Purpose of the review: The synchronic development of vascular and nervous systems is orchestrated by common molecules that regulate the communication between both systems. The identification of these common guiding cues and the developmental processes regulated by neurovascular communication are slowly emerging. In this review, we describe the molecules modulating the neurovascular development and their impact in processes such as angiogenesis, neurogenesis, neuronal migration, and brain homeostasis.

Recent findings: Blood vessels not only are involved in nutrient and oxygen supply of the central nervous system (CNS) but also exert instrumental functions controlling developmental neurogenesis, CNS cytoarchitecture, and neuronal plasticity. Conversely, neurons modulate CNS vascularization and brain endothelial properties such as blood-brain barrier and vascular hyperemia.

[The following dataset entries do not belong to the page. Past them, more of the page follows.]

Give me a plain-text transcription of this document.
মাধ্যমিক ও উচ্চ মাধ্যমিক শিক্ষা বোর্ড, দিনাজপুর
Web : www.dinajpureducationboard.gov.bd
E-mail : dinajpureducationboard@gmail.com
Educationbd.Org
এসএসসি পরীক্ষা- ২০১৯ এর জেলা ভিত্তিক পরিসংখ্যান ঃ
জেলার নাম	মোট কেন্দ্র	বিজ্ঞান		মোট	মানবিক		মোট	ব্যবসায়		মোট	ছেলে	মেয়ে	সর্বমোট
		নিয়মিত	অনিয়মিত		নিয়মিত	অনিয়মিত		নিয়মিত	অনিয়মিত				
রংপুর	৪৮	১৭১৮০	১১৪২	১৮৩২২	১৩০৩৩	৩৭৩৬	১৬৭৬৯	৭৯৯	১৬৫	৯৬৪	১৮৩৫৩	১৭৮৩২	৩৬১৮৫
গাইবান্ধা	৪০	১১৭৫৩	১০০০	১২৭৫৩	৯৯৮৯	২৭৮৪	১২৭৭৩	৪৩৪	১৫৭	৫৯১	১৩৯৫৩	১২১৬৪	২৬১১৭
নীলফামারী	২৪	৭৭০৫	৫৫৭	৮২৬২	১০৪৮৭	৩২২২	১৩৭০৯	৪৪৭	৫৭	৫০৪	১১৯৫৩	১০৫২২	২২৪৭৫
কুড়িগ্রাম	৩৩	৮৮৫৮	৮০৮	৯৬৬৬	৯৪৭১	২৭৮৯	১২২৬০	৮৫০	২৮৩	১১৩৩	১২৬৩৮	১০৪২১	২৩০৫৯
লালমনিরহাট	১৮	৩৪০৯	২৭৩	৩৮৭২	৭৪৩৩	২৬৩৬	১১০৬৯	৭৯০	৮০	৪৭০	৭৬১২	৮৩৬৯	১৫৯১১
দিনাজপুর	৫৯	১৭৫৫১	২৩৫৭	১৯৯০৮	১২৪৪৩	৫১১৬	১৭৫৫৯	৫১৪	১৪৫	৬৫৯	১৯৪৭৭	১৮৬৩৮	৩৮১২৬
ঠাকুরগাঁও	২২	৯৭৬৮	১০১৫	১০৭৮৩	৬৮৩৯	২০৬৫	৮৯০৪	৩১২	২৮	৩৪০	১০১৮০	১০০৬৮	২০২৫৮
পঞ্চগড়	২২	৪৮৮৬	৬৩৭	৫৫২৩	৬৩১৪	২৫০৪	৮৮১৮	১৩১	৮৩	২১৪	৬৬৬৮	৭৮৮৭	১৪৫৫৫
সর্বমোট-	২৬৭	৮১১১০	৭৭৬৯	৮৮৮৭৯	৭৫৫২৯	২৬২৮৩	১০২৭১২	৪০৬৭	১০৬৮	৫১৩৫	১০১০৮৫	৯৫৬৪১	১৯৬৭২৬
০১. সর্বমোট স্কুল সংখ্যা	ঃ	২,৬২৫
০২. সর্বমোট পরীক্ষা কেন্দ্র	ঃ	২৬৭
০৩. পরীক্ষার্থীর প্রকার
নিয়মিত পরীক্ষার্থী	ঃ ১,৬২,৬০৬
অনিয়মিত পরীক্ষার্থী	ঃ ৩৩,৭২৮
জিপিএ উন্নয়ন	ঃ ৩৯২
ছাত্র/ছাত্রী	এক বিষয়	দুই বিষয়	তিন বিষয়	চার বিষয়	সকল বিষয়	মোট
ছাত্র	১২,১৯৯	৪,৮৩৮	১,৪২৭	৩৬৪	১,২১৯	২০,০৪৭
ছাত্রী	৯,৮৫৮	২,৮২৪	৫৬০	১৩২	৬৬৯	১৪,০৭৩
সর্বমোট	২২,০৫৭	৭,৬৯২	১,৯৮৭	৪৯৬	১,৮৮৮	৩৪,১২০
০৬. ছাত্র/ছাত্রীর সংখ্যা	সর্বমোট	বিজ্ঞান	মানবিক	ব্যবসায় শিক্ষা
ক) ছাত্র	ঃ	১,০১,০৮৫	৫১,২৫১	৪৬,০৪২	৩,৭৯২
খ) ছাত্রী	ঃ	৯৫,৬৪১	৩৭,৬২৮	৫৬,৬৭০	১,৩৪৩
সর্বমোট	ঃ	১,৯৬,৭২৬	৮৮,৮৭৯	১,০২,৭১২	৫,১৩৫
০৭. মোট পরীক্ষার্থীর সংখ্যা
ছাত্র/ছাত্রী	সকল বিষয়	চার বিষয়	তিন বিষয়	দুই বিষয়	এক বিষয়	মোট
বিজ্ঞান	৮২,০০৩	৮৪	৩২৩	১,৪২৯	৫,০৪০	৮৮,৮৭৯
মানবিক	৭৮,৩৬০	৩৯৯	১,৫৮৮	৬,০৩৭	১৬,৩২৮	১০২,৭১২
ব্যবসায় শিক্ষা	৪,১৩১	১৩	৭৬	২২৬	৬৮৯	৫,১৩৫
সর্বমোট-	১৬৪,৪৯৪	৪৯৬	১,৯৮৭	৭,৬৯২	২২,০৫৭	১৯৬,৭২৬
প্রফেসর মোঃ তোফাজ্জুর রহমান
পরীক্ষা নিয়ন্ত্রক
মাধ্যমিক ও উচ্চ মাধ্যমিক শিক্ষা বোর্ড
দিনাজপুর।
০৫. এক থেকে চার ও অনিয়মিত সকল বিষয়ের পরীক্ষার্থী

Summary: The integration of the active role of endothelial cells in the development and maintenance of neuronal function is important to obtain a more holistic view of the CNS complexity and also to understand how the vasculature is involved in neuropathological conditions.

Figure 1

Neural tube vascularization: (a) Graphic representation of the developing perineural vascular plexus (PNVP, red) around the neural tube. Simultaneously to the closure of neural tube, starting around embryonic day (E) 8.5 in mouse, VEGF-A (light orange gradient) produced by this structure recruits angioblasts (red cells) from the adjacent presomitic mesoderm. This first neurovascular communication event constitutes the initiating proangiogenic signal triggering neural tube vasculogenesis. The ectoderm (blue) and notochord (pink) are located dorsal and ventral, respectively, to the neural tube. (b) Closer view of the neural tube during intraneural vascular plexus (INVP, red) formation. Approximately one day after the establishment of the PVNP, growing vessels stereotypically ingress into the neural tube from the pial (basal) toward the ventricular (apical) surface. A, anterior; D, dorsal; P, posterior; V, ventral; VEGF-A, vascular endothelial growth factor A.

Figure 2

Neurovascular communication during neocortex development: (a) Coronal schematic illustration of the mouse telencephalon around mouse embryonic day (E) 13.5–15.5. Tangential migration (blue arrows) of migrating interneurons, from the ganglionic eminence toward the developing neocortex, and radial migration (green arrows) of migrating pyramidal neurons toward the meningeal surface are shown. Both migration events happen in close proximity to the perineural vascular plexus (PNVP), periventricular vascular plexus (PVP), and developing cortical vasculature (all blood vessels in red). (b) Amplified view of the area shown in (a) as dashed box displaying the correlation of some neuronal and vascular development events in the neocortex. With the ingression of the PVP around E11.5 onwards, radial glia cells (RGCs, green) undergo asymmetric division and give rise to neurons and a diverse range of progenitor cells, here called as basal progenitors (light green). RGCs on the ventricular surface extend fibers that attach to the pial surface and are used as scaffold for radially migrating pyramidal neurons (orange), which they finally disperse and became mature neurons (brown) within their respective cortical layer. Tangentially migrating interneurons (blue) transit the neocortex along highly stereotypical routes in parallel with blood vessels and later radially integrate into functional interneurons (purple). Notice tip cells forming vessel sprouts in developing cortical vessels. D, dorsal; M, medial; MGE, medial ganglionic eminence; L, lateral; LGE, lateral ganglionic eminence; V, ventral.